I sat for most of the double lesson painfully waiting for the final topic to be discussed, and for a moment I had a slight hope that we wouldn’t have time. Then, the next slide came up and the whole class sniggered. “Christian attitudes to homosexuality,” Miss Graham read. Planning to just sit there in silence and keep my head down, yet again my plan was foiled when a girl from my old school spoke up, “Shouldn’t we ask Eva about this? I mean, she’s a Christian and a gay.” It annoyed me that she said ‘a gay’ as if I was some sort of species to be examined, but that was the least of my worried when the whole class spun round to stare at the gay.

“Is it true?”

“I knew it. You can tell by her hair.”

“I don’t want to sit near her.”

“She’s got dyke written all over her.”

All I could hear was the comments that now filled the classroom and the tapping of keys as several people whipped out their phones to text their friends about the breaking news.
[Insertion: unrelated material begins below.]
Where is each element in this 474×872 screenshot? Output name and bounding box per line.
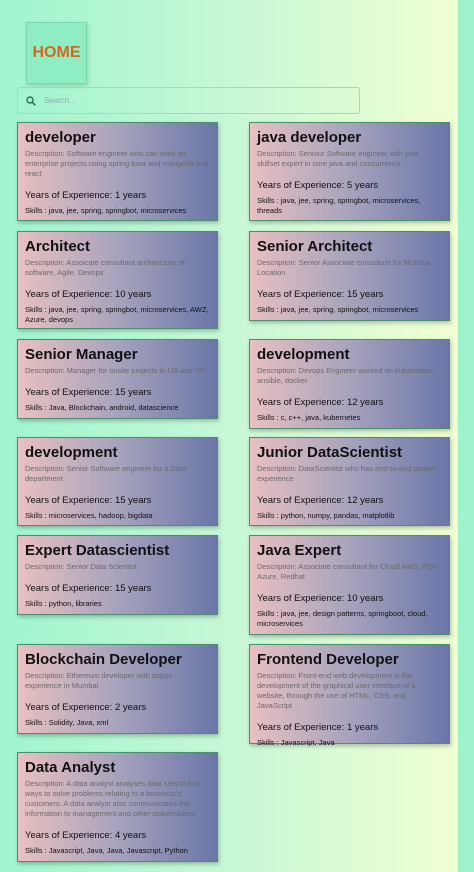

Miss Graham clapped her hands to pull everyone’s attention back to the matter at hand and I sat in silence, biting my cheek to stop the tears spilling out. At last the bell rang and I hurriedly shoved my books in my bag. I tried to pack as fast as I could to leave the room first, but nerves made me drop everything and instead I ended up being the last one in the room. Miss Graham came over to me and put her hand on my arm. “Don’t listen to them,” she said. I bit my cheek even harder, determined not to cry in front of anyone. “You’re fine just the way you are,” she continued, and one silent tear ran down my cheek. I smiled gratefully, and then turned to leave.